For the next days it seemed that everything in our house had changed, but around us the streets continued their song as if nothing had happened. Children rose like ragged birds in the mornings and chirped and screamed and laughed in the heat of the day on the roadside where they always played. Women carried baskets of cakes through the neighbourhood and men pushed their breakfast carts selling bubur ayam and coffee and goreng. The ojek drivers watched the street and smoked and gossiped and waited for customers.
I wanted to stay there amongst the cheerful noises and the shadows of our small house, where my father’s presence could still be felt in the corners and around the windowsills.
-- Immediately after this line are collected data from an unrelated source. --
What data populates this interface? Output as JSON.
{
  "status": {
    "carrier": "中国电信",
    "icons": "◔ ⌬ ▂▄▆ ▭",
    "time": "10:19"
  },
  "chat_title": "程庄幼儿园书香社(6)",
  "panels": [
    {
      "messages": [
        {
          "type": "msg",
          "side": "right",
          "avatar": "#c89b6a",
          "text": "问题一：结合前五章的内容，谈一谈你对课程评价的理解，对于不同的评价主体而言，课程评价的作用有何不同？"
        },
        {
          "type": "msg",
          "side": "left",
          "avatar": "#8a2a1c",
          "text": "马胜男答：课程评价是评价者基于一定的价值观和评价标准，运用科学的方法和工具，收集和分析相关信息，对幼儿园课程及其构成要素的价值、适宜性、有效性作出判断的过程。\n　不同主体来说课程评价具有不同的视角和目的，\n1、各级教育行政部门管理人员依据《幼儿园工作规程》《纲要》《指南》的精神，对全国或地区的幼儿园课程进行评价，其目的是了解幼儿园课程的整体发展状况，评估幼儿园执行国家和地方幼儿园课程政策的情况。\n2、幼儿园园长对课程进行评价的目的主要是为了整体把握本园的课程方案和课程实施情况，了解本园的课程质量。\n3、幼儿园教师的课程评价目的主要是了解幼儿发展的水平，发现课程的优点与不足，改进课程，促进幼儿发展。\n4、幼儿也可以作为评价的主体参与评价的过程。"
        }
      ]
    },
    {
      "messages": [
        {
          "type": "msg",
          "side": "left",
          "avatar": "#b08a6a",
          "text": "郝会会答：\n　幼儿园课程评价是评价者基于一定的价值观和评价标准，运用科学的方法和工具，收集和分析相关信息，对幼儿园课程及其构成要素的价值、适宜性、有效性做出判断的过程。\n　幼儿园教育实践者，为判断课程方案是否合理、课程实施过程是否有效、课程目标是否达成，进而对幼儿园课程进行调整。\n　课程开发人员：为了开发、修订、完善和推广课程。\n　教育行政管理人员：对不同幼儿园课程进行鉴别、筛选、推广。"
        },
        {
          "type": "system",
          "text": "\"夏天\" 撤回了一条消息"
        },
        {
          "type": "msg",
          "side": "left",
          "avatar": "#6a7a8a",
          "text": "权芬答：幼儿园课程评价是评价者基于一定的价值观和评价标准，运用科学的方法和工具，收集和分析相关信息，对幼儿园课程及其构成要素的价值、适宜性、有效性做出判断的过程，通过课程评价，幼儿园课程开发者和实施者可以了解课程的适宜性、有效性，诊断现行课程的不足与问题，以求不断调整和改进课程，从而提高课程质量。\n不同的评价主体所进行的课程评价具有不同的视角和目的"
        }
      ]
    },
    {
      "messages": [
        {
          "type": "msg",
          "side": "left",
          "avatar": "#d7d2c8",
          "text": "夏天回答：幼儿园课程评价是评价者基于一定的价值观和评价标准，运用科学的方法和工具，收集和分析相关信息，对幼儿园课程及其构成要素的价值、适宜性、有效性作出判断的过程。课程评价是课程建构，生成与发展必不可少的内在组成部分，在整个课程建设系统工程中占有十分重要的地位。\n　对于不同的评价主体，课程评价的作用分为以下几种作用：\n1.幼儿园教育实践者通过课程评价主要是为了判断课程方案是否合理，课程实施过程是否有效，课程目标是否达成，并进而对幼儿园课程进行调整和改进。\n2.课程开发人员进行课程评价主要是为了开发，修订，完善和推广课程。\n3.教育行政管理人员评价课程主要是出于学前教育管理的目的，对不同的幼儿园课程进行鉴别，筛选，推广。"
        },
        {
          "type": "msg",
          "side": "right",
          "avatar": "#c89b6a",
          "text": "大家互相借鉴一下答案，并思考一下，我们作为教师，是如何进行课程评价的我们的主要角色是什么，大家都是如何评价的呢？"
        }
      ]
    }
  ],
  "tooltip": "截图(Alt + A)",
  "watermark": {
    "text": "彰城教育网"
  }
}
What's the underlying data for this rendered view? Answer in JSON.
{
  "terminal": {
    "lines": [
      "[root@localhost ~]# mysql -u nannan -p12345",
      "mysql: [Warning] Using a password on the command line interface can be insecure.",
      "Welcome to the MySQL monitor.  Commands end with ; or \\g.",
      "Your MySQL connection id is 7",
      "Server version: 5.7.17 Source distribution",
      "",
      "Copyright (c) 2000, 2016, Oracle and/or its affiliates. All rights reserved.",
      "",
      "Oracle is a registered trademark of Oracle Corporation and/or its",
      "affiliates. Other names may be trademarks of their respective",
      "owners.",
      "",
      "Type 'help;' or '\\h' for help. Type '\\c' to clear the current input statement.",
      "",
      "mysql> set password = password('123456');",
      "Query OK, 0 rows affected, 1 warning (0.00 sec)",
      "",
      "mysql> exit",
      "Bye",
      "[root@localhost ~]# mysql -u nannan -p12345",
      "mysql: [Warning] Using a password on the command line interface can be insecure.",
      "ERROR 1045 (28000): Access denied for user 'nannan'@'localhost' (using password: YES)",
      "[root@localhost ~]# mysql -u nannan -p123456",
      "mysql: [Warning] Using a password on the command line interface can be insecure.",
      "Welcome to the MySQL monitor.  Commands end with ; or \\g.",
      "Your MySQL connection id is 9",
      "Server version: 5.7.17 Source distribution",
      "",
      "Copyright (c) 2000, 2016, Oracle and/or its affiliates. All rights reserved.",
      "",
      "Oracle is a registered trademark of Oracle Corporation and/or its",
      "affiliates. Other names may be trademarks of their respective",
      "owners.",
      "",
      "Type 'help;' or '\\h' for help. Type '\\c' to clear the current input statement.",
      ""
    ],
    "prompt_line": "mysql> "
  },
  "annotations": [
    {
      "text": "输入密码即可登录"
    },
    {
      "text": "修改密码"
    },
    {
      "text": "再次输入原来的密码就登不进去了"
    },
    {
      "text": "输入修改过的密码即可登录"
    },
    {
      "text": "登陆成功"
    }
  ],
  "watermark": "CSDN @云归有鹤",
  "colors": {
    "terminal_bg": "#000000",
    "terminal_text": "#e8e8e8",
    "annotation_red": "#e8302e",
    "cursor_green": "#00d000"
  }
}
But my lessons had already been paid for two years and my mother was anxious to begin honouring my father’s wishes straight away, so a week after the funeral she packed my things and I took the trip back.
It was early morning and this time I looked out of the window, not at the other people riding on the bus. I watched the sky change from dirty brown to pale blue and the buildings disappear to be replaced with houses and farms. Nobody was waiting for me at the bus stop, so I walked down the laneway alone and found the latch on the gate at the back of the school grounds. I returned to my classes without any fuss - a cold stone boy, but nobody seemed to notice any difference.